The Court rejected the argument that granting Limberis’s maternity petition would have left A.R.L. with three legal parents. First, Bolt was, at most, an alleged father. Second, no other statutory presumption applied to Bolt. Third, even if Bolt claimed a presumption as the father, that presumption is rebuttable. Fourth, if Bolt had filed a petition for parentage, it would have just been a competing petition, not the possibility of three parents. Finally, Bolt never claimed paternity.
The Court also rejected the argument that there is no authority in Colorado to support substituting a second legal mother for a child’s legal father. At most, the trial court had two competing presumptions to consider.
Finally, the Court addressed the underlying implicit premise of the trial court’s ruling—that a child may not have two legal mothers under the UPA. The Court found nothing in the UPA that would prohibit a child from having two same-sex parents. Accordingly, the order denying Limberis’s maternity petition was reversed. On remand, the trial court must determine whether Limberis is A.R.L.’s presumptive mother under the UPA’s holding-out provision.
2013 COA 171. No. 13CA0847. People in the Interest of J.G.C., and Concerning J.C.H.
Dependency and Neglect—Subject Matter Jurisdiction for Paternity Determination.
The Logan County Department of Social Services (LCDSS) filed a petition in dependency and neglect and a motion seeking temporary custody of a child who had been born eight days earlier. LCDSS identified J.C.H. as the child’s father because his name was on the birth certificate, but alleged that he might not be the biological father. Paternity tests were ordered, and results showed that J.C.H. was not the biological father. LCDSS then filed a motion to dismiss J.C.H. from the petition, which the trial court granted.

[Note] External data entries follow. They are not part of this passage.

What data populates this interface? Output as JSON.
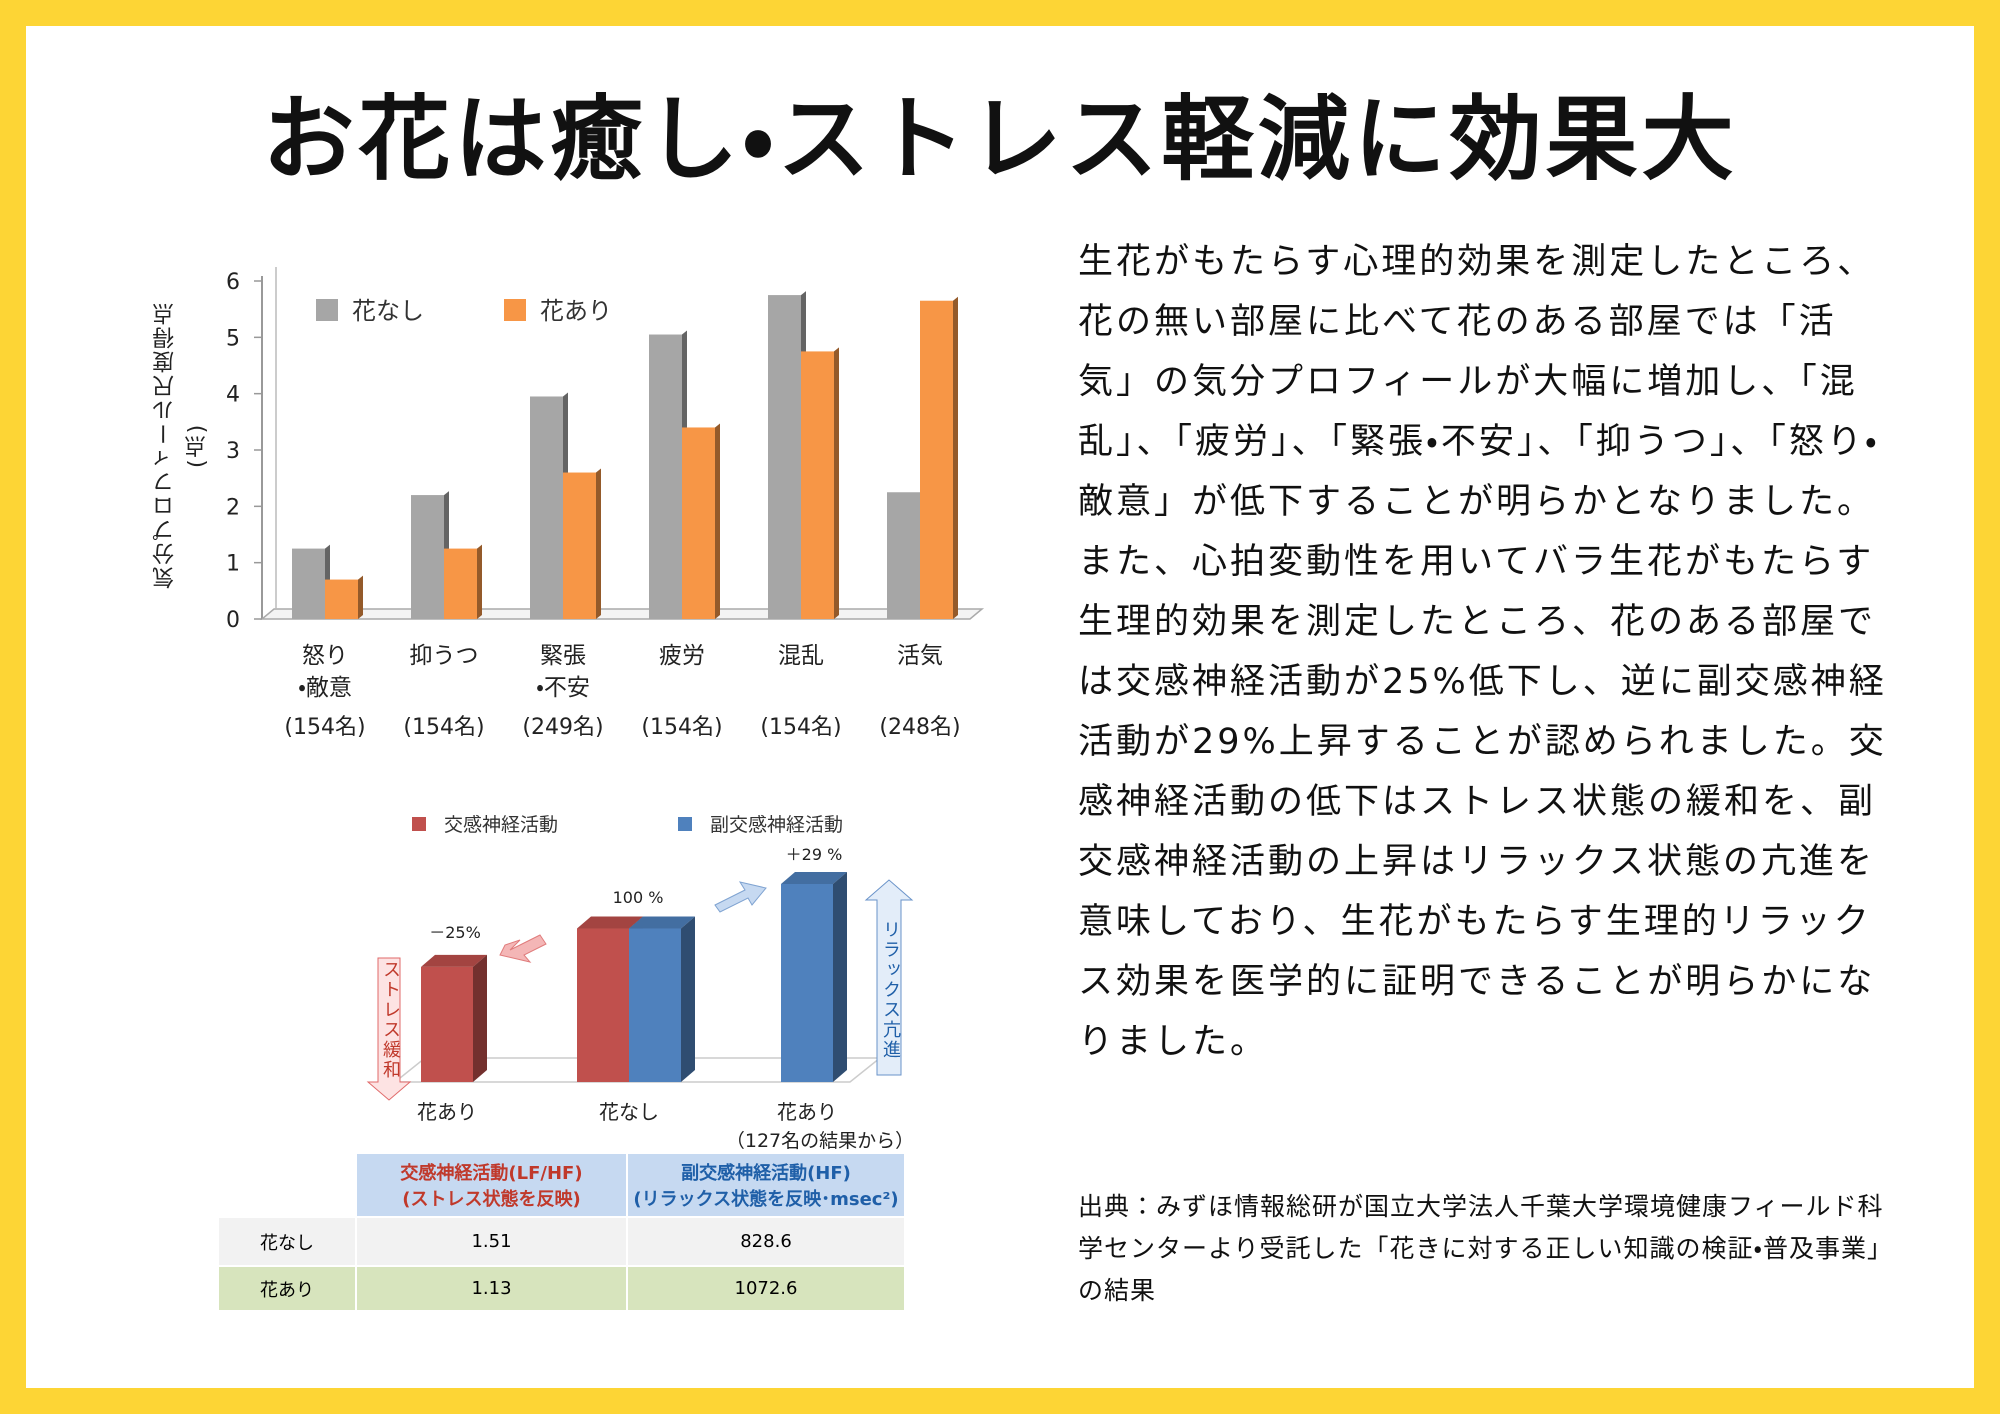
{
  "title": "お花は癒し・ストレス軽減に効果大",
  "body": [
    "生花がもたらす心理的効果を測定したところ、花の無い部屋に比べて花のある部屋では「活気」の気分プロフィールが大幅に増加し、「混乱」、「疲労」、「緊張・不安」、「抑うつ」、「怒り・敵意」が低下することが明らかとなりました。",
    "また、心拍変動性を用いてバラ生花がもたらす生理的効果を測定したところ、花のある部屋では交感神経活動が25%低下し、逆に副交感神経活動が29%上昇することが認められました。交感神経活動の低下はストレス状態の緩和を、副交感神経活動の上昇はリラックス状態の亢進を意味しており、生花がもたらす生理的リラックス効果を医学的に証明できることが明らかになりました。"
  ],
  "source": "出典：みずほ情報総研が国立大学法人千葉大学環境健康フィールド科学センターより受託した「花きに対する正しい知識の検証・普及事業」の結果",
  "chart_data": [
    {
      "type": "bar",
      "ylabel": "気分プロフィール尺度得点\n(点)",
      "categories": [
        "怒り\n・敵意",
        "抑うつ",
        "緊張\n・不安",
        "疲労",
        "混乱",
        "活気"
      ],
      "counts": [
        "(154名)",
        "(154名)",
        "(249名)",
        "(154名)",
        "(154名)",
        "(248名)"
      ],
      "series": [
        {
          "name": "花なし",
          "color": "#a6a6a6",
          "values": [
            1.25,
            2.2,
            3.95,
            5.05,
            5.75,
            2.25
          ]
        },
        {
          "name": "花あり",
          "color": "#f79646",
          "values": [
            0.7,
            1.25,
            2.6,
            3.4,
            4.75,
            5.65
          ]
        }
      ],
      "ylim": [
        0,
        6
      ],
      "yticks": [
        0,
        1,
        2,
        3,
        4,
        5,
        6
      ]
    },
    {
      "type": "bar3d",
      "categories": [
        "花あり",
        "花なし",
        "花あり"
      ],
      "note": "（127名の結果から）",
      "series": [
        {
          "name": "交感神経活動",
          "color": "#c0504d",
          "values": [
            75,
            100,
            null
          ]
        },
        {
          "name": "副交感神経活動",
          "color": "#4f81bd",
          "values": [
            null,
            100,
            129
          ]
        }
      ],
      "annotations": [
        "－25%",
        "100 %",
        "＋29 %"
      ],
      "side_labels": [
        "ストレス緩和",
        "リラックス亢進"
      ]
    }
  ],
  "table": {
    "headers": [
      "交感神経活動(LF/HF)\n(ストレス状態を反映)",
      "副交感神経活動(HF)\n(リラックス状態を反映･msec²)"
    ],
    "rows": [
      [
        "花なし",
        "1.51",
        "828.6"
      ],
      [
        "花あり",
        "1.13",
        "1072.6"
      ]
    ]
  }
}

On its own motion, the Court of Appeals considered whether the district court had subject matter jurisdiction to make a paternity determination, and ruled that it did not. Colorado’s Uniform Parentage Act (UPA) vests exclusive original jurisdiction in parentage proceedings in the juvenile court. However, a paternity proceeding “may be joined with an action in another court of competent jurisdiction for dissolution of marriage, legal separation, declaration of invalidity of marriage, or support.” When a paternity action arises in a non-paternity proceeding, as here, the court must follow the procedures outlined in the UPA.

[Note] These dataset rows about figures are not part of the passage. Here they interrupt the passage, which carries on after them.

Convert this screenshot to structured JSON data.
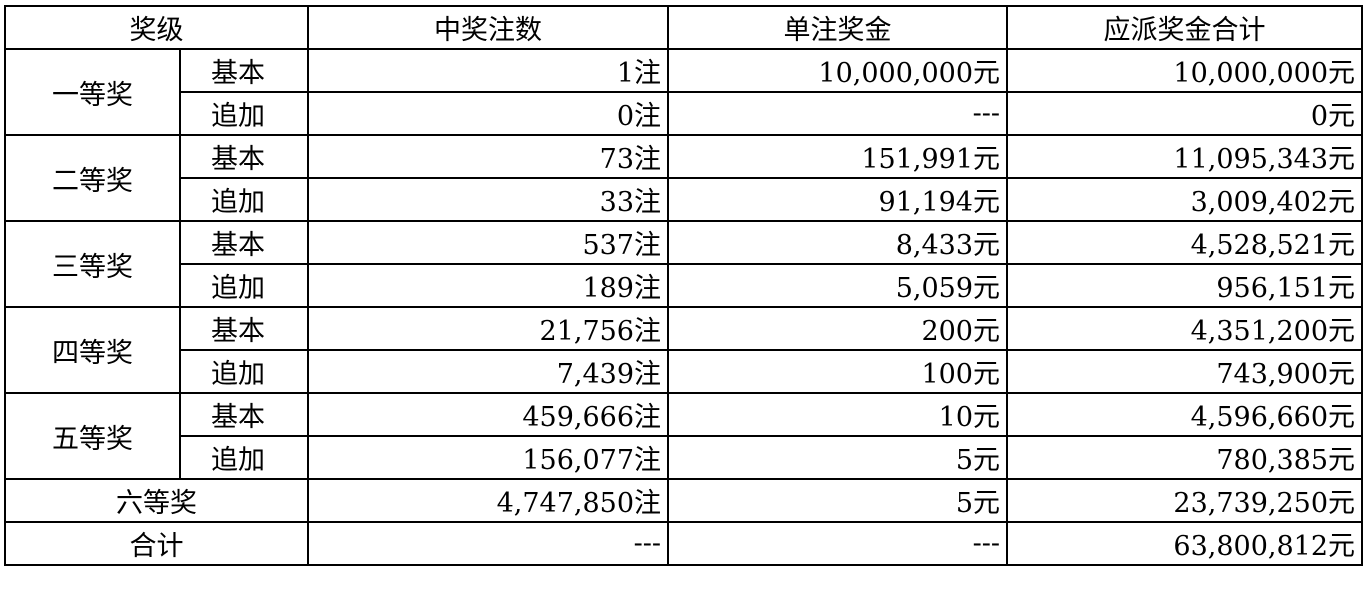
{
  "headers": [
    "奖级",
    "中奖注数",
    "单注奖金",
    "应派奖金合计"
  ],
  "tiers": [
    {
      "name": "一等奖",
      "rows": [
        {
          "type": "基本",
          "count": "1注",
          "prize": "10,000,000元",
          "total": "10,000,000元"
        },
        {
          "type": "追加",
          "count": "0注",
          "prize": "---",
          "total": "0元"
        }
      ]
    },
    {
      "name": "二等奖",
      "rows": [
        {
          "type": "基本",
          "count": "73注",
          "prize": "151,991元",
          "total": "11,095,343元"
        },
        {
          "type": "追加",
          "count": "33注",
          "prize": "91,194元",
          "total": "3,009,402元"
        }
      ]
    },
    {
      "name": "三等奖",
      "rows": [
        {
          "type": "基本",
          "count": "537注",
          "prize": "8,433元",
          "total": "4,528,521元"
        },
        {
          "type": "追加",
          "count": "189注",
          "prize": "5,059元",
          "total": "956,151元"
        }
      ]
    },
    {
      "name": "四等奖",
      "rows": [
        {
          "type": "基本",
          "count": "21,756注",
          "prize": "200元",
          "total": "4,351,200元"
        },
        {
          "type": "追加",
          "count": "7,439注",
          "prize": "100元",
          "total": "743,900元"
        }
      ]
    },
    {
      "name": "五等奖",
      "rows": [
        {
          "type": "基本",
          "count": "459,666注",
          "prize": "10元",
          "total": "4,596,660元"
        },
        {
          "type": "追加",
          "count": "156,077注",
          "prize": "5元",
          "total": "780,385元"
        }
      ]
    }
  ],
  "sixth": {
    "name": "六等奖",
    "count": "4,747,850注",
    "prize": "5元",
    "total": "23,739,250元"
  },
  "sum": {
    "name": "合计",
    "count": "---",
    "prize": "---",
    "total": "63,800,812元"
  }
}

The UPA provides that before paternity can be determined, each man presumed to be the father and each man alleged to be the natural father must be made a party to the action, or be given notice and an opportunity to be heard. Here, an alleged father had been identified by mother and therefore his joinder was required. Because the record did not show that he was given legal notice that a paternity determination was being sought and he was made a party to the proceeding only after J.C.H.’s dismissal, the Court concluded that the district court lacked subject matter jurisdiction to decide the issue of paternity. The order dismissing J.C.H. from the petition therefore was void. The dismissal order was vacated and the case was remanded.
In anticipation of an issue that might be raised on remand, the Court addressed J.C.H.’s contention that the trial court erred in dismissing him based on the genetic test results. Under the UPA, a presumption of fatherhood may arise from several sets of circumstances. Here, the claim was based on J.C.H.’s acknowledgment of paternity on the birth certificate. His acknowledgment that he was not the biological father did not rebut this presumption, and there was no such evidence at the time he was dismissed from the case.